Bacteriological examinations at the State Hygienic Laboratory more than tripled between 1908 and 1911, largely for the diagnosis of diphtheria, tuberculosis and typhoid. This routine activity paled in comparison to an extraordinary charge the laboratory undertook from July to November, 1911 -- diagnosis and control of cholera at New York City's Quarantine Station.

Outbreaks of the disease in ports of origin of ships docking in the city necessitated an all-hands-on-deck response from the city and state Health Departments. Laboratory director William S. Magill, M.D., transferred all available equipment, supplies and personnel from Albany to the Quarantine Station. Some 27,000 passengers were examined during the period. On a single day in November, with a staff of four, 2,076 passengers were listed, examined, cultures made and diagnoses completed so that all were released from quarantine within 31 hours.

Early photo of the Griffin farm

After years of petitioning the commissioner, who in turn appealed to the governor, Dr. Magill's wish for a farm was granted in May, 1913, with a $10,000 appropriation from the legislature.

Shortly thereafter, property was purchased in Guilderland on present-day Route 155, colloquially known as State Farm Road. The same year, Governor William Sulzer appointed a commission to evaluate the public health and the public health laboratory of New York State, and named as its chair Hermann M. Biggs, M.D., chief medical officer of the New York City Department of Health. The commission called for a reorganization of the state Health Department, which "should be provided with new laboratories, with sufficient land and equipped with adequate facilities for making examinations and analyses for local health officers and for original research." Dr. Biggs was drafted as state health commissioner in 1914. He in turn appointed Augustus B. Wadsworth, M.D., director of the Division of Laboratories and Research.

Media Production Facility

With the transfer of horses to the farm, the Yates Street facility underwent substantial renovation.
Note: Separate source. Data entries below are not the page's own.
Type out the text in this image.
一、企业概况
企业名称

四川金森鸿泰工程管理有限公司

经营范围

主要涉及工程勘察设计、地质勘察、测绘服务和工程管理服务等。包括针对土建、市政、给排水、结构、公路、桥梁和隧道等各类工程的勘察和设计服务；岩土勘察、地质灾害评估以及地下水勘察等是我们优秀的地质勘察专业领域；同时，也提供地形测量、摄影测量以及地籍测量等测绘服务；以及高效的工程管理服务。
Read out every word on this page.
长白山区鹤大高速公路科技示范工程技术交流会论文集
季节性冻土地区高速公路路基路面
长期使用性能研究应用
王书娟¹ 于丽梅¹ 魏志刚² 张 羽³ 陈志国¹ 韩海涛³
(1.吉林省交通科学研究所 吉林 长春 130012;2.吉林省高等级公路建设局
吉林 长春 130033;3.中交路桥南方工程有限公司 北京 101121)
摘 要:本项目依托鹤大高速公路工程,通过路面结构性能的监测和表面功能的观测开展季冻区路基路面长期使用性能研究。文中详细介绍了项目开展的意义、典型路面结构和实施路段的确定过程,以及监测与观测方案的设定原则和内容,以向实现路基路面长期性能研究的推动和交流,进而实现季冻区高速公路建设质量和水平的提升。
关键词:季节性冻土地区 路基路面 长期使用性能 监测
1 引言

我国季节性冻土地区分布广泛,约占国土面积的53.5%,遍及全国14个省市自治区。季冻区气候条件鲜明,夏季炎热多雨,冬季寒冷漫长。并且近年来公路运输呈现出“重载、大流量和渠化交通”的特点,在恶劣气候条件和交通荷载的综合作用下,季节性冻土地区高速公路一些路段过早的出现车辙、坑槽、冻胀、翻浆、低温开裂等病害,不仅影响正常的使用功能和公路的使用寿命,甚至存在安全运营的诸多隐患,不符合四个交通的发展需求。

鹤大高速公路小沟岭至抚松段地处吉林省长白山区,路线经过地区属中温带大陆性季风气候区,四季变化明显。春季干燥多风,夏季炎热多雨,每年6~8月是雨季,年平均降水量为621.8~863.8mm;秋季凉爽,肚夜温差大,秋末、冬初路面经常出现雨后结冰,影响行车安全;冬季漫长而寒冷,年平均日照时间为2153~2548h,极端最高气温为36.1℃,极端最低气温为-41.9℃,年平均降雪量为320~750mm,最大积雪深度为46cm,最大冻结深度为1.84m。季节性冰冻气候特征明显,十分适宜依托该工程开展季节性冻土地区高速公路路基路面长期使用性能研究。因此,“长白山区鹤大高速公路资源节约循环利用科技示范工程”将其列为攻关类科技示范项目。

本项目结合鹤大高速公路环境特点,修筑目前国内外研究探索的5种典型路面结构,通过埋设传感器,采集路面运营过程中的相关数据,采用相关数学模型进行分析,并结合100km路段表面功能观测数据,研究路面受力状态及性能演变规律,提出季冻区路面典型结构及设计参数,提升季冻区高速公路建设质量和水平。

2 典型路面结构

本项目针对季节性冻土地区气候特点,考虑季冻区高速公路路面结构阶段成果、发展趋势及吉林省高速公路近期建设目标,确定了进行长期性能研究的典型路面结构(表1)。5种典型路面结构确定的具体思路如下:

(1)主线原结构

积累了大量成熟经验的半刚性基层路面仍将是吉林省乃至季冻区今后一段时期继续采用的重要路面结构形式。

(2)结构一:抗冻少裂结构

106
In Dr. Wadsworth's first annual report, he wrote that "the work was carried on under the greatest difficulties. Conditions were not even sanitary. The laboratory rooms in the building on Yates Street were small and crowded. Only a part of the building was arranged for work, while the remainder was used for storage and not heated, and without plumbing for water or gas."

In short order, he turned a former storage room into a media production facility, moved the diagnostic laboratories to rooms more suited for that purpose, created a reference library in the former director's office, and installed new heating, lighting and plumbing systems. The overall effect was to double the space for laboratory work.

Dr. Augustus B. Wadsworth and staff

Just as he expanded and renovated the laboratory's physical space, so too did Dr. Wadsworth increase and revitalize the laboratory's staff. Seated front and center circa 1915, he began his first year as director with a staff of 17 and ended it with 46. The trend continued. He effected the construction of a new main laboratory building on New Scotland Avenue in Albany. Designed for from 60 to 70 workers, by the time the space was occupied in 1919, his staff had grown to 150. On that site today stands the David Axelrod Institute for Public Health, one of several laboratory facilities that constitute the organization that now bears the name Wadsworth Center.